12. Video Interviews
More and more interviews are being held via video, which should continue over the next few years. Conducting interviews via video allows you to access more candidates and can even help a business diversify its staff. It used to be that you had to choose from the best candidates within driving distance of your location; now you can choose from anywhere in the world.
— Zach Binder, Bell + Ivy
13. More Focus on Company Culture
As remote work becomes more popular, entrepreneurs are putting more emphasis on building strong company cultures and integrating people into those cultures. This is critical, as it’s very easy for people to feel left out when they work remotely, which can lead to major issues like decreased productivity, higher employee churn rates, and a lack of teamwork.

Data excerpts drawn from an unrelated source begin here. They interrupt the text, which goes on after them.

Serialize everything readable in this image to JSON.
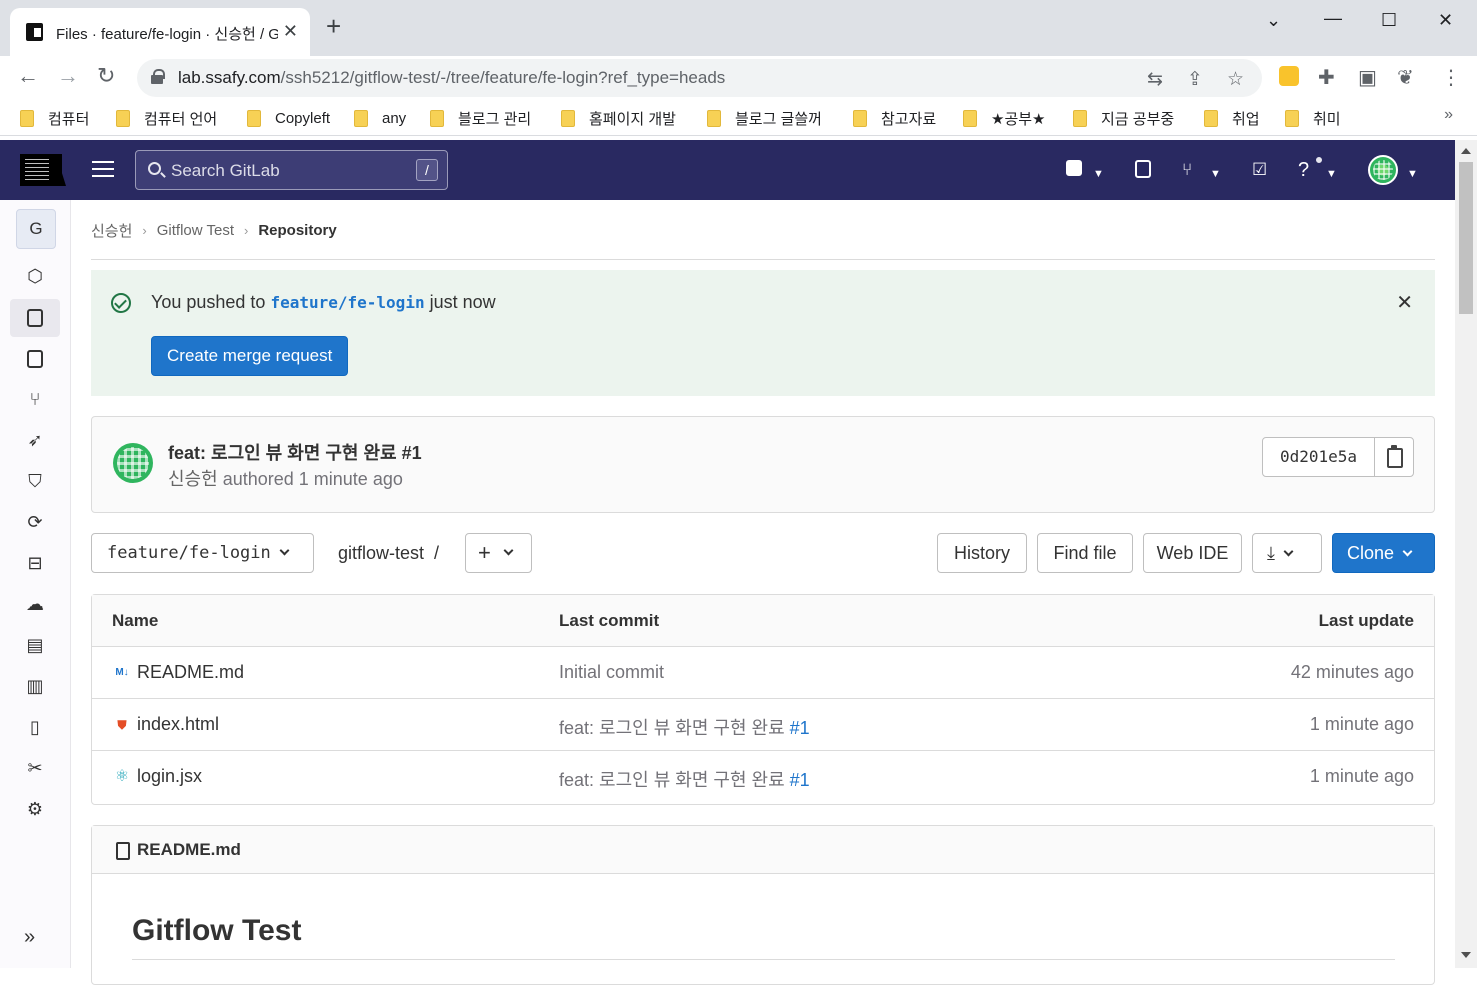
{
  "browser": {
    "tab_title": "Files · feature/fe-login · 신승헌 / Gitflow Test",
    "url_host": "lab.ssafy.com",
    "url_path": "/ssh5212/gitflow-test/-/tree/feature/fe-login?ref_type=heads",
    "bookmarks": [
      "컴퓨터",
      "컴퓨터 언어",
      "Copyleft",
      "any",
      "블로그 관리",
      "홈페이지 개발",
      "블로그 글쓸꺼",
      "참고자료",
      "★공부★",
      "지금 공부중",
      "취업",
      "취미"
    ],
    "more_bookmarks": "»"
  },
  "header": {
    "search_placeholder": "Search GitLab",
    "search_shortcut": "/"
  },
  "sidebar": {
    "project_letter": "G",
    "collapse_label": "»"
  },
  "breadcrumb": {
    "items": [
      "신승헌",
      "Gitflow Test",
      "Repository"
    ]
  },
  "alert": {
    "prefix": "You pushed to ",
    "branch": "feature/fe-login",
    "suffix": " just now",
    "button": "Create merge request"
  },
  "commit": {
    "title": "feat: 로그인 뷰 화면 구현 완료 #1",
    "author": "신승헌",
    "authored_text": "authored",
    "time": "1 minute ago",
    "sha": "0d201e5a"
  },
  "repo_toolbar": {
    "branch": "feature/fe-login",
    "path": "gitflow-test",
    "path_sep": "/",
    "history": "History",
    "find_file": "Find file",
    "web_ide": "Web IDE",
    "clone": "Clone"
  },
  "tree": {
    "columns": [
      "Name",
      "Last commit",
      "Last update"
    ],
    "rows": [
      {
        "name": "README.md",
        "icon": "markdown-icon",
        "commit": "Initial commit",
        "ref": "",
        "updated": "42 minutes ago"
      },
      {
        "name": "index.html",
        "icon": "html5-icon",
        "commit": "feat: 로그인 뷰 화면 구현 완료 ",
        "ref": "#1",
        "updated": "1 minute ago"
      },
      {
        "name": "login.jsx",
        "icon": "react-icon",
        "commit": "feat: 로그인 뷰 화면 구현 완료 ",
        "ref": "#1",
        "updated": "1 minute ago"
      }
    ]
  },
  "readme": {
    "file": "README.md",
    "heading": "Gitflow Test"
  },
  "colors": {
    "header_bg": "#292961",
    "primary": "#1f75cb",
    "success_bg": "#ecf4ee"
  }
}
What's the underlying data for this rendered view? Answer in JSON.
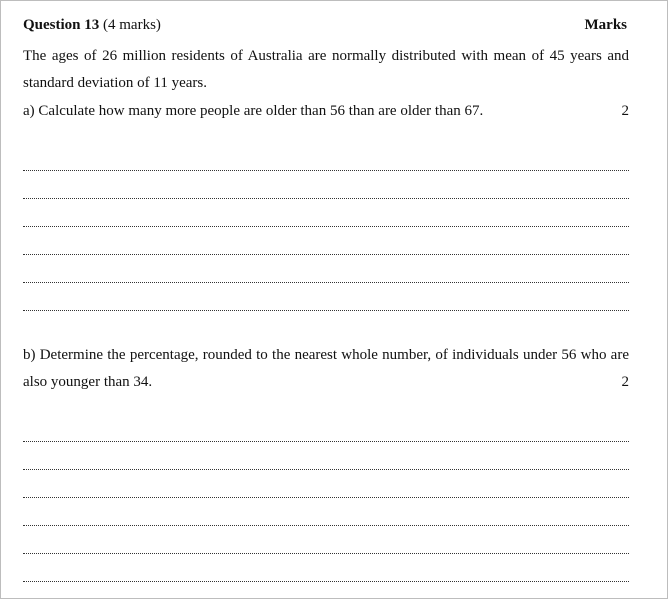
{
  "question": {
    "number_label": "Question 13",
    "marks_label": "(4 marks)",
    "marks_heading": "Marks",
    "intro": "The ages of 26 million residents of Australia are normally distributed with mean of 45 years and standard deviation of 11 years."
  },
  "parts": [
    {
      "text": "a) Calculate how many more people are older than 56 than are older than 67.",
      "marks": "2"
    },
    {
      "text": "b) Determine the percentage, rounded to the nearest whole number, of individuals under 56 who are also younger than 34.",
      "marks": "2"
    }
  ]
}
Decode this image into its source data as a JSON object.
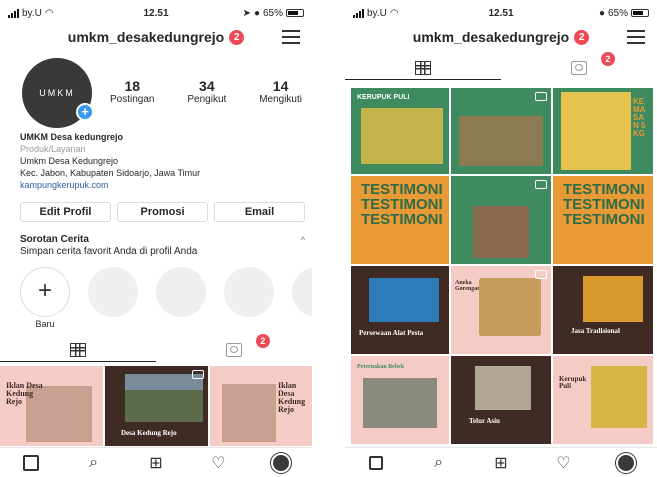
{
  "status": {
    "carrier": "by.U",
    "time": "12.51",
    "battery": "65%"
  },
  "profile": {
    "username": "umkm_desakedungrejo",
    "notifications": "2",
    "avatar_text": "UMKM",
    "stats": [
      {
        "value": "18",
        "label": "Postingan"
      },
      {
        "value": "34",
        "label": "Pengikut"
      },
      {
        "value": "14",
        "label": "Mengikuti"
      }
    ],
    "bio": {
      "name": "UMKM Desa kedungrejo",
      "category": "Produk/Layanan",
      "line1": "Umkm Desa Kedungrejo",
      "line2": "Kec. Jabon, Kabupaten Sidoarjo, Jawa Timur",
      "link": "kampungkerupuk.com"
    },
    "buttons": {
      "edit": "Edit Profil",
      "promo": "Promosi",
      "email": "Email"
    },
    "stories": {
      "title": "Sorotan Cerita",
      "subtitle": "Simpan cerita favorit Anda di profil Anda",
      "new_label": "Baru",
      "new_symbol": "+"
    },
    "tag_badge": "2"
  },
  "left_posts": [
    {
      "text": "Iklan Desa Kedung Rejo"
    },
    {
      "text": "Desa Kedung Rejo"
    },
    {
      "text": "Iklan Desa Kedung Rejo"
    }
  ],
  "right_posts": {
    "r1": [
      "KERUPUK PULI",
      "",
      ""
    ],
    "r1_side": "KEMASAN 5KG",
    "testimoni": "TESTIMONI TESTIMONI TESTIMONI",
    "r3": [
      "Persewaan Alat Pesta",
      "Aneka Gorengan",
      "Jasa Tradisional"
    ],
    "r4": [
      "Peternakan Bebek",
      "Telur Asin",
      "Kerupuk Puli"
    ]
  },
  "nav": {
    "search": "⌕",
    "add": "⊞",
    "heart": "♡"
  },
  "colors": {
    "accent": "#ed4956",
    "link": "#2f5fa8",
    "pink": "#f4ccc5",
    "green": "#3e8b5f",
    "orange": "#e79a36",
    "brown": "#3f2a24"
  }
}
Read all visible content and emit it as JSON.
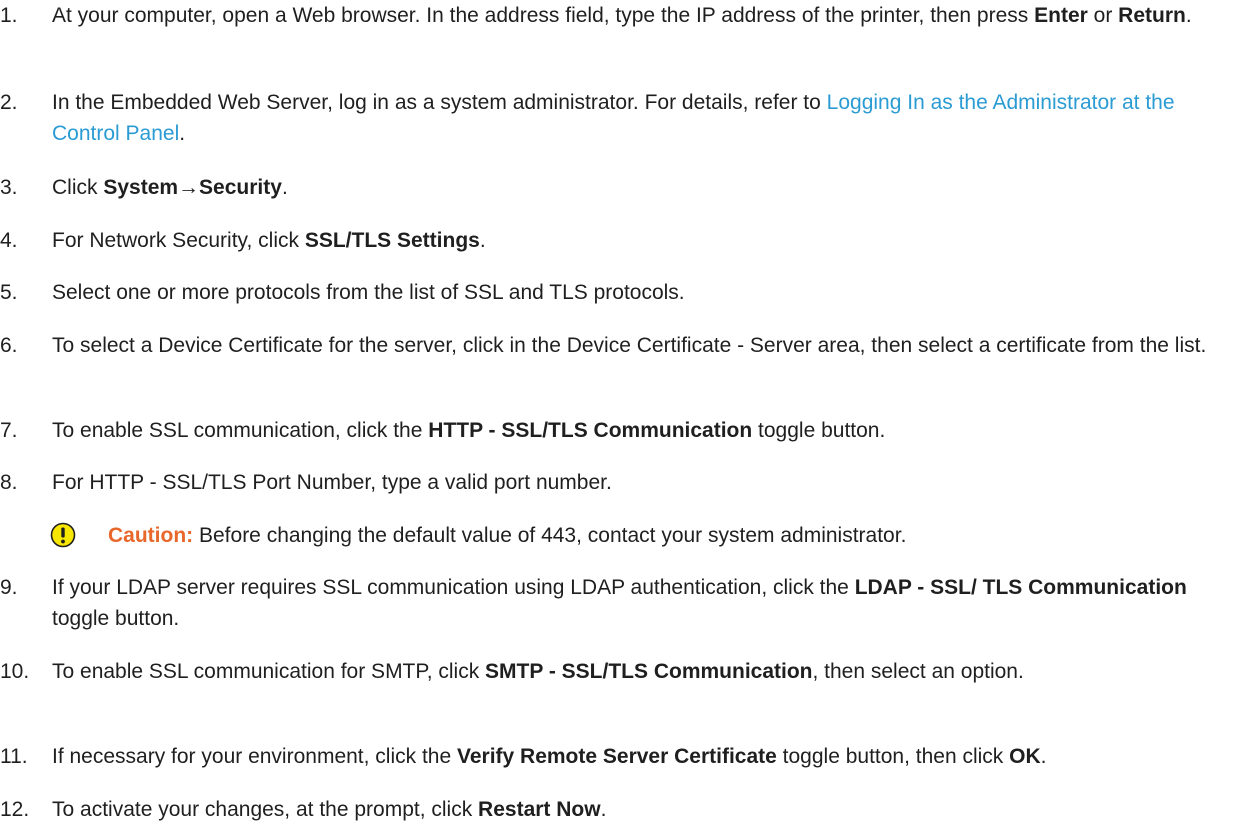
{
  "colors": {
    "link": "#2b9bd3",
    "caution_label": "#e8672b",
    "caution_icon_fill": "#f7e600",
    "caution_icon_stroke": "#1f1f1f"
  },
  "steps": [
    {
      "number": "1.",
      "t1": "At your computer, open a Web browser. In the address field, type the IP address of the printer, then press ",
      "b1": "Enter",
      "t2": " or ",
      "b2": "Return",
      "t3": "."
    },
    {
      "number": "2.",
      "t1": "In the Embedded Web Server, log in as a system administrator. For details, refer to ",
      "link": "Logging In as the Administrator at the Control Panel",
      "t2": "."
    },
    {
      "number": "3.",
      "t1": "Click ",
      "b1": "System→Security",
      "t2": "."
    },
    {
      "number": "4.",
      "t1": "For Network Security, click ",
      "b1": "SSL/TLS Settings",
      "t2": "."
    },
    {
      "number": "5.",
      "t1": "Select one or more protocols from the list of SSL and TLS protocols."
    },
    {
      "number": "6.",
      "t1": "To select a Device Certificate for the server, click in the Device Certificate - Server area, then select a certificate from the list."
    },
    {
      "number": "7.",
      "t1": "To enable SSL communication, click the ",
      "b1": "HTTP - SSL/TLS Communication",
      "t2": " toggle button."
    },
    {
      "number": "8.",
      "t1": "For HTTP - SSL/TLS Port Number, type a valid port number."
    },
    {
      "number": "9.",
      "t1": "If your LDAP server requires SSL communication using LDAP authentication, click the ",
      "b1": "LDAP - SSL/ TLS Communication",
      "t2": " toggle button."
    },
    {
      "number": "10.",
      "t1": "To enable SSL communication for SMTP, click ",
      "b1": "SMTP - SSL/TLS Communication",
      "t2": ", then select an option."
    },
    {
      "number": "11.",
      "t1": "If necessary for your environment, click the ",
      "b1": "Verify Remote Server Certificate",
      "t2": " toggle button, then click ",
      "b2": "OK",
      "t3": "."
    },
    {
      "number": "12.",
      "t1": "To activate your changes, at the prompt, click ",
      "b1": "Restart Now",
      "t2": "."
    }
  ],
  "caution": {
    "label": "Caution:",
    "text": " Before changing the default value of 443, contact your system administrator.",
    "icon": "caution-exclamation-icon"
  }
}
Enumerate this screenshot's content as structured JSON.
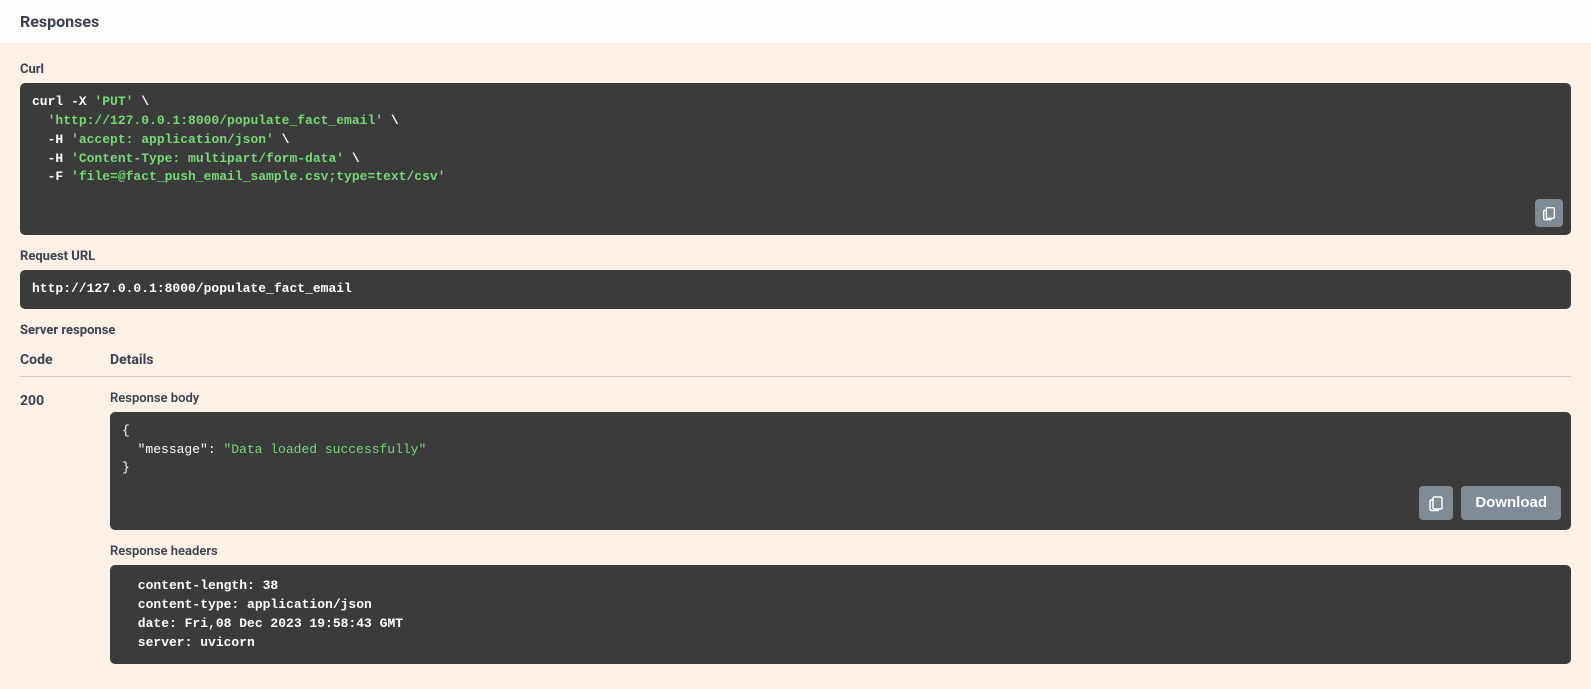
{
  "header": {
    "title": "Responses"
  },
  "curl": {
    "label": "Curl",
    "parts": {
      "l1a": "curl -X ",
      "l1b": "'PUT'",
      "l1c": " \\",
      "l2a": "  ",
      "l2b": "'http://127.0.0.1:8000/populate_fact_email'",
      "l2c": " \\",
      "l3a": "  -H ",
      "l3b": "'accept: application/json'",
      "l3c": " \\",
      "l4a": "  -H ",
      "l4b": "'Content-Type: multipart/form-data'",
      "l4c": " \\",
      "l5a": "  -F ",
      "l5b": "'file=@fact_push_email_sample.csv;type=text/csv'"
    }
  },
  "request_url": {
    "label": "Request URL",
    "value": "http://127.0.0.1:8000/populate_fact_email"
  },
  "server_response": {
    "label": "Server response",
    "code_header": "Code",
    "details_header": "Details",
    "status_code": "200",
    "response_body": {
      "label": "Response body",
      "open": "{",
      "key": "\"message\"",
      "colon": ": ",
      "value": "\"Data loaded successfully\"",
      "close": "}",
      "download_label": "Download"
    },
    "response_headers": {
      "label": "Response headers",
      "lines": " content-length: 38 \n content-type: application/json \n date: Fri,08 Dec 2023 19:58:43 GMT \n server: uvicorn "
    }
  }
}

— Karl Kangur, Above House
14. Quantifying Tech Skills in a Measurable Way
In the past, there was a lot of guesswork involved in hiring developers. Decisions were mostly based on looking at a developer’s previous work and their pedigree. There’s a problem with that: You can never know how much of their work was templated or how much of the credit should actually go to other members of the candidate’s team. Now, with technical assessment software like CodeSignal, Codility, and others, there’s less guessing.